In his memo to health networks, Simon Cotterell acknowledged this fact.

“The plans will connect Covid-19 patients with the right level of care – whether that is self-monitoring, care from a general practice or general practice respiratory clinic, or for higher risk patients, care in a hospital or a Hospital in the Home arrangement,” he said.

“The pathways will need to include testing arrangements, clear and rapid escalation arrangements for people to receive hospital-based care if needed, and effective arrangements for after-hours access to assessment and care.”

Later, Cotterell added that the government is “looking at … funding for PHNs to commission practice nurses, nurse practitioners and approved medical deputising services to provide home visits to Covid-positive patients in the community when the supervising GP is unable”.

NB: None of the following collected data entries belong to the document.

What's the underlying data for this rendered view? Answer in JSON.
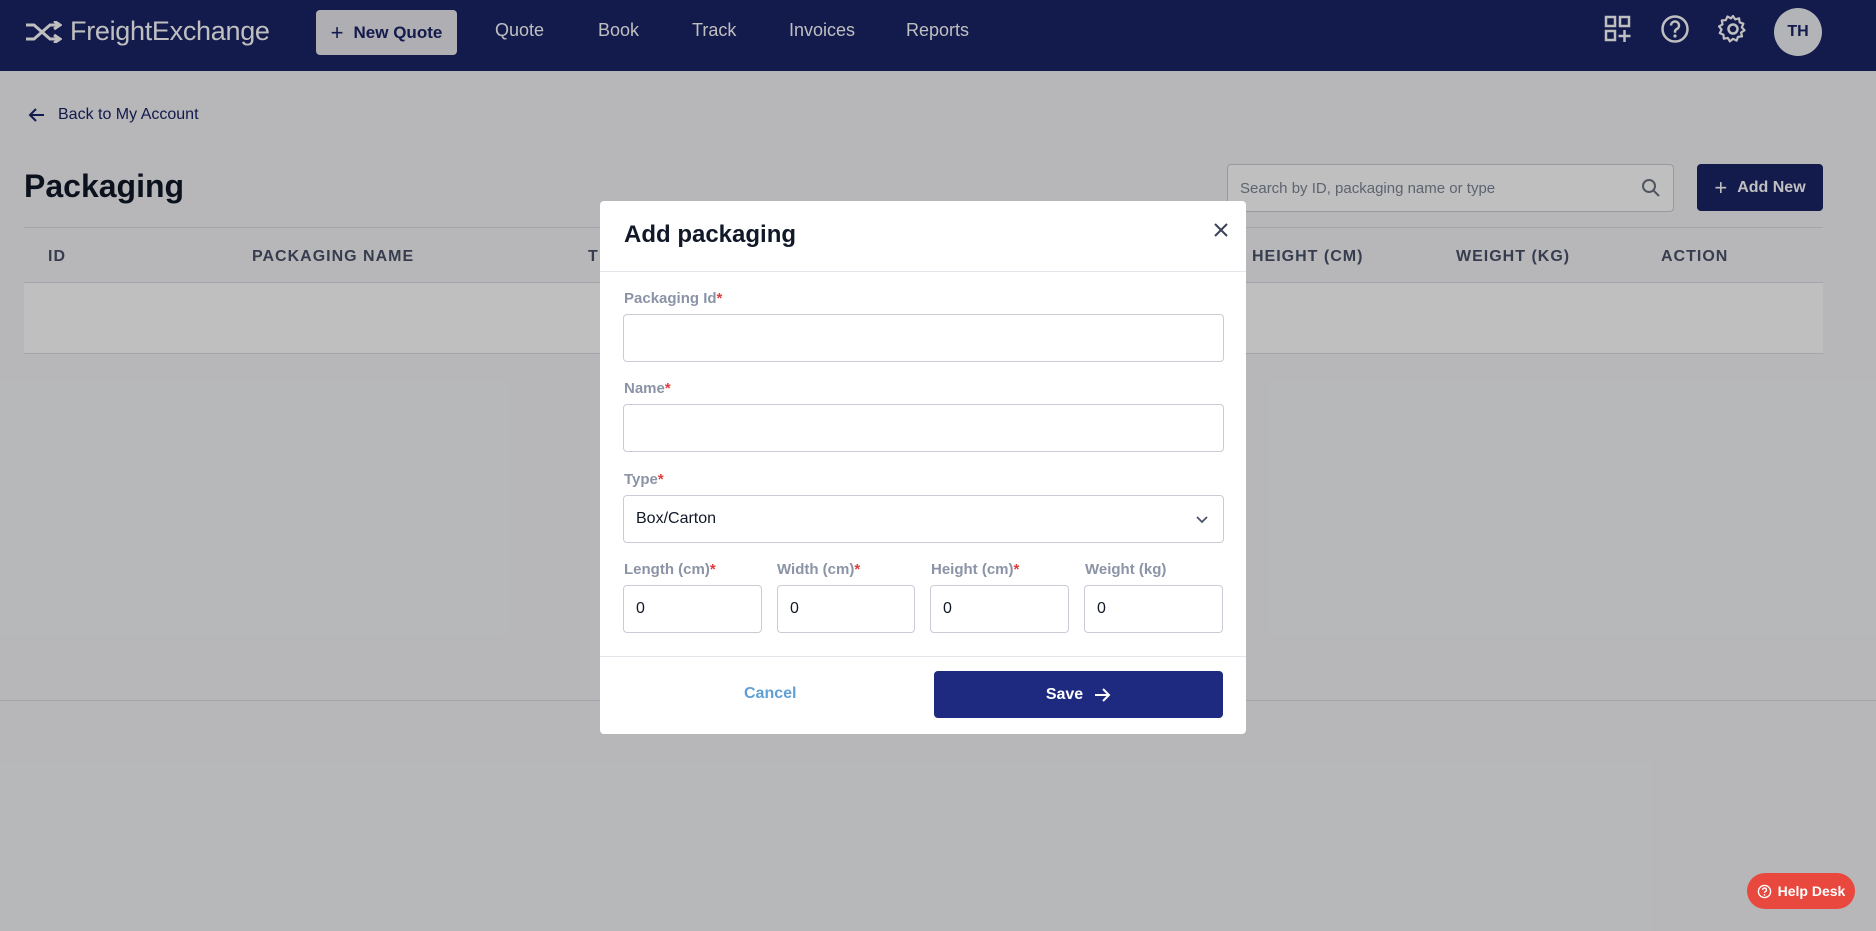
{
  "nav": {
    "brand": "FreightExchange",
    "new_quote": "New Quote",
    "links": [
      "Quote",
      "Book",
      "Track",
      "Invoices",
      "Reports"
    ],
    "avatar": "TH"
  },
  "page": {
    "back": "Back to My Account",
    "title": "Packaging",
    "search_placeholder": "Search by ID, packaging name or type",
    "add_new": "Add New",
    "columns": [
      "ID",
      "PACKAGING NAME",
      "T",
      "HEIGHT (CM)",
      "WEIGHT (KG)",
      "ACTION"
    ]
  },
  "modal": {
    "title": "Add packaging",
    "packaging_id_label": "Packaging Id",
    "packaging_id_value": "",
    "name_label": "Name",
    "name_value": "",
    "type_label": "Type",
    "type_value": "Box/Carton",
    "length_label": "Length (cm)",
    "length_value": "0",
    "width_label": "Width (cm)",
    "width_value": "0",
    "height_label": "Height (cm)",
    "height_value": "0",
    "weight_label": "Weight (kg)",
    "weight_value": "0",
    "required_mark": "*",
    "cancel": "Cancel",
    "save": "Save"
  },
  "help_desk": "Help Desk",
  "colors": {
    "nav": "#1a2366",
    "primary": "#1e2a80",
    "required": "#e23b3b",
    "help": "#e8483d"
  }
}
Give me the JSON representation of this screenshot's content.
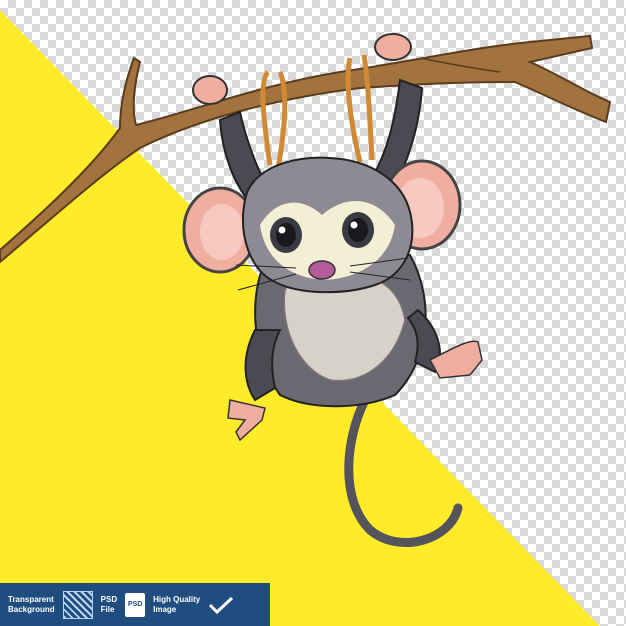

“This will not be for routine monitoring but provided on an exceptions basis to avoid escalation to hospital (unless escalation to hospital is clearly indicated),” he said.

The senior bureaucrat whose email has been obtained by The Saturday Paper added that the government is “also looking at … preparing for the broader availability of rapid antigen testing”.

Despite claims from Scott Morrison this was not the Commonwealth’s job, his government did eventually lodge tenders for the supply of these crucial at-home tests, two-and-a-half months after Cotterell sent his email.

 

These measures were all promised before Omicron was discovered. When the variant arrived, plans were not adapted. As Omicron surged through most of Australia over the summer, it triggered a ripple effect through all health systems.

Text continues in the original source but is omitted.